Chinese property investors are rapidly disappearing from the auction room, says the boss of Auckland's biggest real estate agency.
Peter Thompson, of Barfoot & Thompson, blames financial instability in China for the dip in those bidding - partly fuelling the market slowdown. "There are a lot less Chinese in the auction room at the moment and at the open homes," he said.
"The market has changed and some of that is the Chinese buyers. There are more requirements in getting money out of China now and that is having an impact."
It comes months after leaked data released by the Labour Party, and published in the Herald, showed 39.5 per cent of Auckland house sales between February and April were to people with Chinese surnames, despite people of Chinese ethnicity making up just nine per cent of the population.
Labour said the data suggested non-resident Chinese buyers were targeting the Auckland housing market, driving up house prices.
Thompson did not believe the drop off was related to the Labour-sparked row over foreign ownership and predicted Chinese investors would return to the market within the next couple of months.
"October is the traditional Chinese holiday period so we may see a pick up then," he said.
Figures released this week indicate a slowing of the market. Barfoot's August sales figures showed a dip in average residential sales prices to $821,079 - the first fall in half a year. Real Estate Institute figures showed median sale prices near flat from the previous month on $740,000.
Jonno Ingerson from Core Logic said there was anecdotal evidence of fewer Chinese buyers - but said the slow-down was temporary.

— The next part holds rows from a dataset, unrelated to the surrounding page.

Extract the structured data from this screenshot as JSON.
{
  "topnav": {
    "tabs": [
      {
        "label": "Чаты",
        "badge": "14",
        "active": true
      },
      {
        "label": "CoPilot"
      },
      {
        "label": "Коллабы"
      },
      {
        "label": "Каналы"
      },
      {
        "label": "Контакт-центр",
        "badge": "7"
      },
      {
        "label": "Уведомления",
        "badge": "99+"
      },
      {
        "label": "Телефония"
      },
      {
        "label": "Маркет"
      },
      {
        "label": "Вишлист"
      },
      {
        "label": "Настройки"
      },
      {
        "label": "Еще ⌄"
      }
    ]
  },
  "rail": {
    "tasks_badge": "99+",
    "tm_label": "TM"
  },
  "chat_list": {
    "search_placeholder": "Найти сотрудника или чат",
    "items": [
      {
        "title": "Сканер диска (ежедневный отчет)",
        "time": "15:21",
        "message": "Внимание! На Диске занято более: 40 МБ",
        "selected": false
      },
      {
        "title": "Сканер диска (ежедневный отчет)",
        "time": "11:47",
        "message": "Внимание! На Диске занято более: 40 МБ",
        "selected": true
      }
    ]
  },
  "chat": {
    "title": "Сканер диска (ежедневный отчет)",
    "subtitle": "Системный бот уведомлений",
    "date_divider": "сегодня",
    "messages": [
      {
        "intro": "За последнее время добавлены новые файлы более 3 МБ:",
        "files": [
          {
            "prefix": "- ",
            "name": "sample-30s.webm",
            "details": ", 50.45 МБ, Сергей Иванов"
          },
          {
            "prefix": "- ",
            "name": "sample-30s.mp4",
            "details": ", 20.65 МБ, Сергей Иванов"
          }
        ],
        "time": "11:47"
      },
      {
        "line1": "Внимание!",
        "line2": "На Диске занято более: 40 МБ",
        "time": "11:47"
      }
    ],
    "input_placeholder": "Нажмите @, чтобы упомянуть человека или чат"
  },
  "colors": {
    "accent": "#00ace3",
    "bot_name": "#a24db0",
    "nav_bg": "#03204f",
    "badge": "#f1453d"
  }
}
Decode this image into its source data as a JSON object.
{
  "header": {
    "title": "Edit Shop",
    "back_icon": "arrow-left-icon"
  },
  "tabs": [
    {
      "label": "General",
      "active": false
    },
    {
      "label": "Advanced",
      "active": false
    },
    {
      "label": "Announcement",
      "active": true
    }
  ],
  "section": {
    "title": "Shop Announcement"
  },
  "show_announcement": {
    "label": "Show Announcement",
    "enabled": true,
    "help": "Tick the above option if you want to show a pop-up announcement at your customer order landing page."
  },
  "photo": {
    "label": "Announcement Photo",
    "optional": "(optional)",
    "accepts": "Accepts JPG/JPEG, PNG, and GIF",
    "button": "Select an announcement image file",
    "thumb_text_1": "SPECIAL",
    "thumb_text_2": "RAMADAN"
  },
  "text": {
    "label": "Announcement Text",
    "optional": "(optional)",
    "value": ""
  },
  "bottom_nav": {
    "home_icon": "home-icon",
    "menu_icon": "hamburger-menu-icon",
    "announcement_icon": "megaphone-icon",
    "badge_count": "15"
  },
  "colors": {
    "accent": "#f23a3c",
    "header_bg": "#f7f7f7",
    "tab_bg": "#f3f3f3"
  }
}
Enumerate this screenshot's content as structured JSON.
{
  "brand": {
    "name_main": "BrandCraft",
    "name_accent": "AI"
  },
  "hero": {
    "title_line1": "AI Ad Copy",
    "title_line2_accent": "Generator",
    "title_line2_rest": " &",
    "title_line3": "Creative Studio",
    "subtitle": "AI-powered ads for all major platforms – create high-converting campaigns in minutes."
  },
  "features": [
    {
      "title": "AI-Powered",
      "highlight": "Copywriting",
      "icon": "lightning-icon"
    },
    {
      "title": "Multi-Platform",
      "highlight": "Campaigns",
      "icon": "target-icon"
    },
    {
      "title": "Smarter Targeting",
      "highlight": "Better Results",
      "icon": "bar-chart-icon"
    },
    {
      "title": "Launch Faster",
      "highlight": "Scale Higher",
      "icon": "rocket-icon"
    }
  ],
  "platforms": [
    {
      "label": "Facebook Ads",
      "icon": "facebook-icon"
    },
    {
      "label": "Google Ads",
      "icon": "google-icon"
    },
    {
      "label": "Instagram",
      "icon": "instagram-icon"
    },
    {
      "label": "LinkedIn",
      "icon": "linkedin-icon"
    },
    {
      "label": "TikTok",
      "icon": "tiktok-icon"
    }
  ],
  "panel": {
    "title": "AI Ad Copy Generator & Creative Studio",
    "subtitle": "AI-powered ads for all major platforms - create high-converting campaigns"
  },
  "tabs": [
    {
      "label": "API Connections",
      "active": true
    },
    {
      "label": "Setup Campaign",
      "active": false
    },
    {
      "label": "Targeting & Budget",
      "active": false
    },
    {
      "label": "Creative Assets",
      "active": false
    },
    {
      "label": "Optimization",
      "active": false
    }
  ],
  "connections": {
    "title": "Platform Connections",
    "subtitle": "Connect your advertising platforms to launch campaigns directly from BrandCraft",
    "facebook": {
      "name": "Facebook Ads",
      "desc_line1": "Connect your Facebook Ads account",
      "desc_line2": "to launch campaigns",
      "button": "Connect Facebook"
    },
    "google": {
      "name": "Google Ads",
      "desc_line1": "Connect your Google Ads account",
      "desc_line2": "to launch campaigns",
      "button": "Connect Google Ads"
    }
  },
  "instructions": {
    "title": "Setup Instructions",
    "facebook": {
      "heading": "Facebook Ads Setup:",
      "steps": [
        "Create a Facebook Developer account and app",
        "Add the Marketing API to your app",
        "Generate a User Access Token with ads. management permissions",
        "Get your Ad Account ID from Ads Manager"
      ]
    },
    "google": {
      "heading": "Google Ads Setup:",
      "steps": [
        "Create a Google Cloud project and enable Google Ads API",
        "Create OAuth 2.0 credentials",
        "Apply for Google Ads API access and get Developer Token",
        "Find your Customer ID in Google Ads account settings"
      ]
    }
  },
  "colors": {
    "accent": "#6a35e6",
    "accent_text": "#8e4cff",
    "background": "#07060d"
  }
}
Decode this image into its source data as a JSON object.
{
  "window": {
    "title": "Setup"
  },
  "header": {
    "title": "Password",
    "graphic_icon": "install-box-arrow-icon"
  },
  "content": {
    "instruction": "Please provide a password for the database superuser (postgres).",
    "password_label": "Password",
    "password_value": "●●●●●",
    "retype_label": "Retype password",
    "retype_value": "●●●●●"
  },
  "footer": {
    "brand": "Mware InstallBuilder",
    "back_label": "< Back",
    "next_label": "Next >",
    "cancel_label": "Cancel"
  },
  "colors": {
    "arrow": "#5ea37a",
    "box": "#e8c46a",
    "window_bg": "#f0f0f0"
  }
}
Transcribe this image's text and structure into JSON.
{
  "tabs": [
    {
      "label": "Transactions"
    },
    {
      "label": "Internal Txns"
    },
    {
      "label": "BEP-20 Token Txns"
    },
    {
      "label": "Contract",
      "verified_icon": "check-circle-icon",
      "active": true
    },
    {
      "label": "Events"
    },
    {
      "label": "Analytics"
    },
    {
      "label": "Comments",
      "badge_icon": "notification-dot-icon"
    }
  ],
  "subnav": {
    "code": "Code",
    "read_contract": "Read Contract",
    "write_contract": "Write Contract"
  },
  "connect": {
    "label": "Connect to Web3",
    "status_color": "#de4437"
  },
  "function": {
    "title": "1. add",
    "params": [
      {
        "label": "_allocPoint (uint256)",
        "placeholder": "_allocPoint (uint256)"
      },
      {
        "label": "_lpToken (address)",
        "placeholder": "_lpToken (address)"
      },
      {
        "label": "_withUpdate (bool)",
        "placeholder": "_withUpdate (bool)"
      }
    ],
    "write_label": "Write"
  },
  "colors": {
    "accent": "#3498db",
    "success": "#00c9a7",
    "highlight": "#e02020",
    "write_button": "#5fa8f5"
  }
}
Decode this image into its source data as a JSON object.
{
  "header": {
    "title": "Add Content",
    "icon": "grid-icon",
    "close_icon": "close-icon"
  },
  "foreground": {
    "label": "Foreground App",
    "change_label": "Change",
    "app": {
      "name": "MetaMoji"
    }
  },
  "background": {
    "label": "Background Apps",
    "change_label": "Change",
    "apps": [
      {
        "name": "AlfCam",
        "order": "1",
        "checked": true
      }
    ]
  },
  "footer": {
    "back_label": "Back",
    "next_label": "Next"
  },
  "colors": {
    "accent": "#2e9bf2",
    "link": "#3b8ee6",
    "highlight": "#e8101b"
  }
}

"In the bigger picture the flow of capital out of China in the coming years is still more likely than not," he said.
"There is a colossal amount of money in China and cities like Auckland are still very attractive because of pleasant climate, good amenities, excellent education, and it is still cheaper than Sydney."
Ingerson said Auckland was at a crossroad with where property prices would head. Low mortgage rates, shortages of supply and demand from a growing population remained and could keep prices high. On the other the upcoming capital gains tax and a 30 per cent deposit required for investment properties was sure to have an impact. A New Zealand bank account and IRD number would soon be required on sales and purchase agreements.
A recent Home Affordability Report by interest.co.nz found prices for first home buyers had eased with lower prices properties peaking at $616,500 in May and then declining in each of the following three months to hit $600,700 in August.
This week, the Herald on Sunday paid a visit to the Barfoot and Thompson city auctions for central Auckland suburbs. Despite a full room it was clear the frenzied bidding on any and all properties had slowed.
A number of houses were passed in with few or no bids.
Character homes still hot property
A three bedroom bungalow in Ellerslie sold for more than $1.5 million - almost double it's CV and evidence character homes in desirable suburbs are still hot property.
Dawn Buxton, Barfoot and Thompson agent for the Ballin Rd house, said interest was high and she expected the sale price to be about $1.2m.
Bidding on Wednesday was slow to start but saw two bidders going head-to-head. When bidding slowed a third buyer joined in.
The reserve price of $1.25m was passed easily with the owners pocketing $311,000 more than they would have accepted.
"We really didn't expect it to go as high as it did, the vendors were extremely happy," Buxton said.
"It was a lovely property with a big garden and a chicken coop, a perfect family home."
Buxton said good quality homes with room for the kids to play always sold well. "And character homes hold their value," she said.